I’ve worked in data governance most of my career—even before we had the term “data governance” (DG). Originally, I suppose we called it commonsense. It’s not second nature to everyone, so the DG discipline was built and evolved. It combines business aspects and technical aspects, but heavy emphasis on the business. If the business rules are bad, no technology will save you.
Deciding that you need DG can come about in multiple ways. It might be through a decision for the company to be more data-driven and drive more value from your data using principles of infonomics. You’ve collected a lot of it over the years, so why not make it more valuable to you by driving insights from it or monetizing it?
It also might come about through trying to do a technical implementation, such as implementing a master data management (MDM) tool, and the tool vendor asked you what your DG strategy is to keep the data “mastered” after implementation.
Sometimes, those working on analytics find the data is inaccurate, so someone proposes DG. Many times, it comes about through a government directive (e.g., GDPR, CAN-SPAM), a compliance violation, or a regulatory ruling. Keep in mind businesses need key business drivers to launch a DG program.
A major aspect often emphasized in DG programs is data quality. It’s important to put data quality under your DG initiative. If you don›t, that›s when I often see people thinking of data quality as a one-time technical project. You might be implementing a data quality tool. That is a project. However, what goes into that tool are the rules under which you define data quality. Some of the rules could be technical, such as IT wanting some values to be stored a certain way to improve processing, but a lot of the rules need to come from the business. That collaboration of the business side and IT is critical. Those data quality rules can change over time, so DG programs must be evergreen to keep these rules current.
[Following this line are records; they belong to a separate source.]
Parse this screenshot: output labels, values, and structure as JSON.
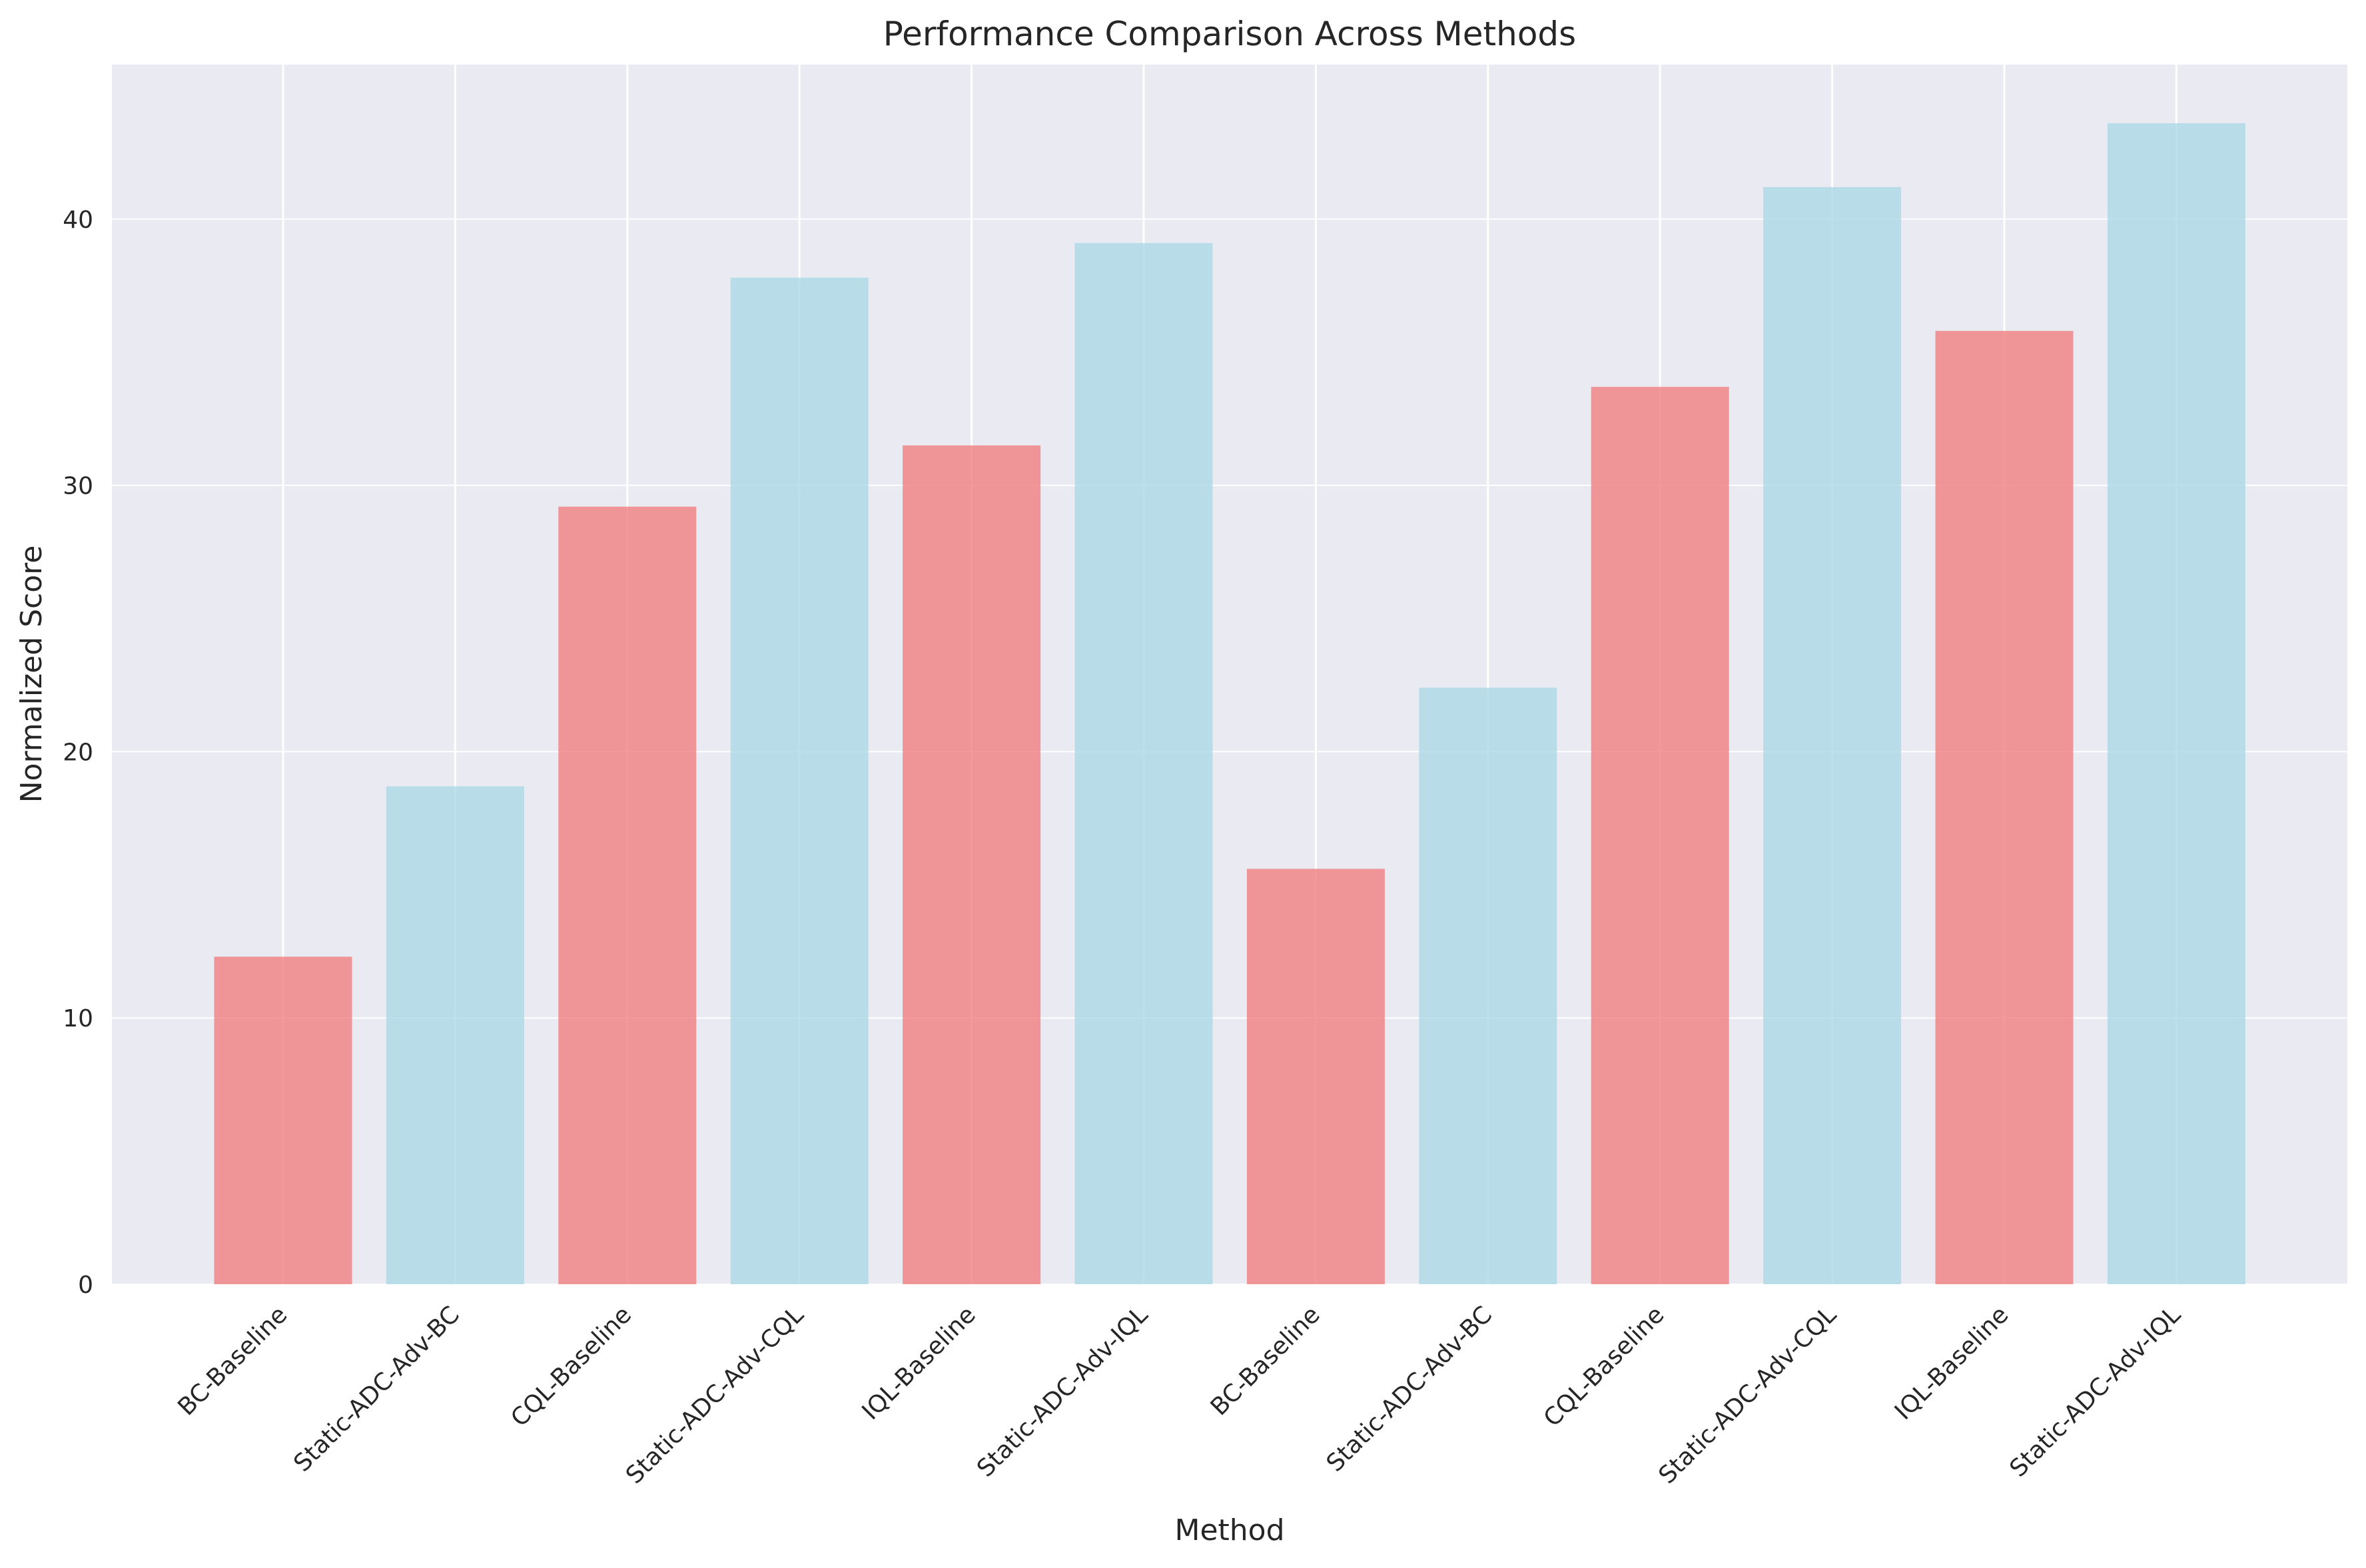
{
  "chart_data": {
    "type": "bar",
    "title": "Performance Comparison Across Methods",
    "xlabel": "Method",
    "ylabel": "Normalized Score",
    "ylim": [
      0,
      45.8
    ],
    "yticks": [
      0,
      10,
      20,
      30,
      40
    ],
    "grid": true,
    "categories": [
      "BC-Baseline",
      "Static-ADC-Adv-BC",
      "CQL-Baseline",
      "Static-ADC-Adv-CQL",
      "IQL-Baseline",
      "Static-ADC-Adv-IQL",
      "BC-Baseline",
      "Static-ADC-Adv-BC",
      "CQL-Baseline",
      "Static-ADC-Adv-CQL",
      "IQL-Baseline",
      "Static-ADC-Adv-IQL"
    ],
    "values": [
      12.3,
      18.7,
      29.2,
      37.8,
      31.5,
      39.1,
      15.6,
      22.4,
      33.7,
      41.2,
      35.8,
      43.6
    ],
    "bar_colors": [
      "#f08080",
      "#add8e6",
      "#f08080",
      "#add8e6",
      "#f08080",
      "#add8e6",
      "#f08080",
      "#add8e6",
      "#f08080",
      "#add8e6",
      "#f08080",
      "#add8e6"
    ],
    "plot_background": "#eaeaf2"
  }
}
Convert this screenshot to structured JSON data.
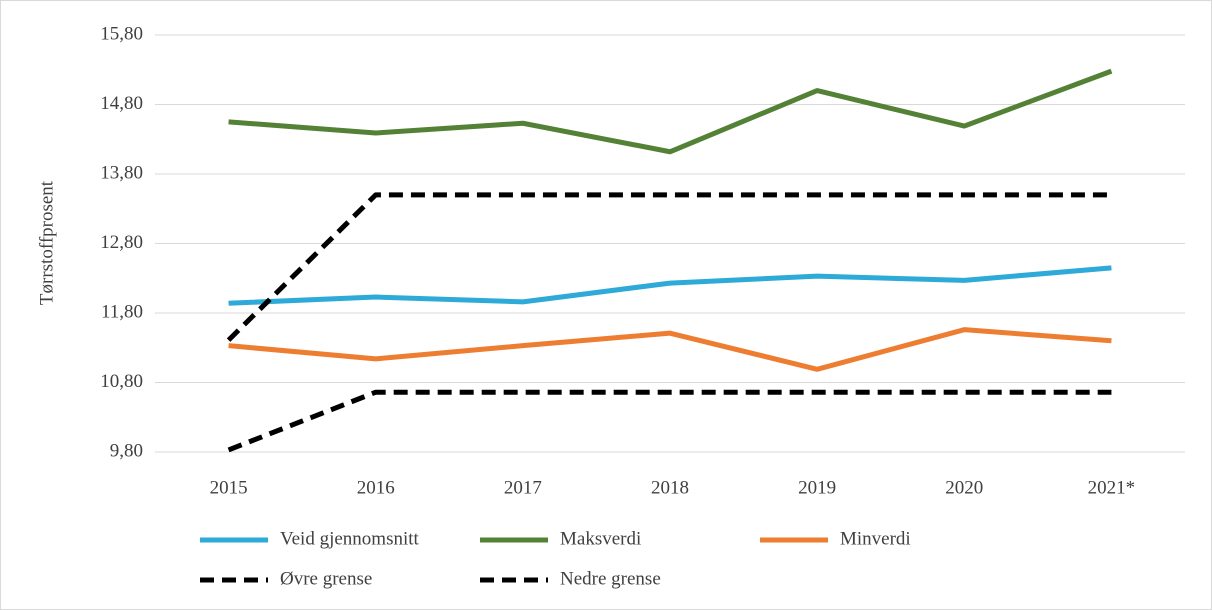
{
  "chart_data": {
    "type": "line",
    "y_label": "Tørrstoffprosent",
    "categories": [
      "2015",
      "2016",
      "2017",
      "2018",
      "2019",
      "2020",
      "2021*"
    ],
    "series": [
      {
        "name": "Veid gjennomsnitt",
        "color": "#2eaad8",
        "dashed": false,
        "values": [
          11.94,
          12.03,
          11.96,
          12.23,
          12.33,
          12.27,
          12.45
        ]
      },
      {
        "name": "Maksverdi",
        "color": "#538135",
        "dashed": false,
        "values": [
          14.55,
          14.39,
          14.53,
          14.12,
          15.0,
          14.49,
          15.28
        ]
      },
      {
        "name": "Minverdi",
        "color": "#ed7d31",
        "dashed": false,
        "values": [
          11.33,
          11.14,
          11.33,
          11.51,
          10.99,
          11.56,
          11.4
        ]
      },
      {
        "name": "Øvre grense",
        "color": "#000000",
        "dashed": true,
        "values": [
          11.41,
          13.5,
          13.5,
          13.5,
          13.5,
          13.5,
          13.5
        ]
      },
      {
        "name": "Nedre grense",
        "color": "#000000",
        "dashed": true,
        "values": [
          9.83,
          10.66,
          10.66,
          10.66,
          10.66,
          10.66,
          10.66
        ]
      }
    ],
    "ylim": [
      9.8,
      15.8
    ],
    "yticks": [
      {
        "value": 9.8,
        "label": "9,80"
      },
      {
        "value": 10.8,
        "label": "10,80"
      },
      {
        "value": 11.8,
        "label": "11,80"
      },
      {
        "value": 12.8,
        "label": "12,80"
      },
      {
        "value": 13.8,
        "label": "13,80"
      },
      {
        "value": 14.8,
        "label": "14,80"
      },
      {
        "value": 15.8,
        "label": "15,80"
      }
    ],
    "grid": true
  }
}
A lot of companies these days are investing in data lakes. Did you know that if all you do is create a data lake without using any DG, all you’ve really done is create a data swamp? Putting more data in a data lake is a great idea, but only if knowledge workers can find the data they need and they know what it means. Taking a more thoughtful and governed approach to it will give you something usable that you can drive value from. This is not a game where “whoever dies with the most data wins.”
Big Data or “little” data, you still have data that needs to be governed. Any data that you don’t govern is data that doesn’t reach the potential value it could have. A data field might make sense to someone in the moment they create it, but it doesn’t always make sense when you look at it further down the line. We need to know what data means, where it came from, under what rules it is governed, what we’re allowed to do with it, and what good quality data looks like, etc.
Do not think of cloud computing implementations as just a technical project, something that your IT department will do for you. One company had an IT department that acted in a vacuum in moving all the organization’s data to the cloud. There was a cost savings in it, but the problem is they wound up moving the data to the cloud where it was stored on a physical server in a country it was not allowed to be in. Major oops! That resulted in a slew of legal discussions and reinforced the need for collaboration early on and through the entire migration process. It would have saved a lot of heartache.
Many companies are investing in analytics. Analytics can be very powerful, but if your analytics are based on bad data, you have bad analytics. Often what happens is that the Data Scientists either think it’s their job to “fix” the data before they can use it, or they just start using poor quality data. So they’re jumping to conclusions about what it means. A good data person is all about getting the right data into the right hands and that means getting usable data to Data Scientists. Data Scientists shouldn’t have to “fix” data before they use it. I’ve watched some actually change data values because they think it is incorrect, when they have no basis to prove that.
I’ve seen some companies combine the data and analytics groups. Perhaps they create a single Chief Data Officer (CDO), or more often, a single Chief Analytics Officer without a corresponding CDO. Those are two separate skill sets. To be most effective, two separate people are needed. You need them working together at the same level in the company.
Another part of DG is awareness training. In a company, there are typically people highly involved with DG who go through training. However, there are many more people in the business, and you could argue that it’s everyone in the company, who need general DG awareness training. This isn’t extensive training, but you need people to understand what data is and what they’re allowed to do with it.
Everyone wants the right data, not just data. We need to recognize that we’re all in this together. We shouldn’t be hoarding data to ourselves or hoarding the rules to ourselves. No one person knows everything there is to know about all the data. Proper DG programs require that we work together through sharing and collaboration for a better overall result that benefits the business.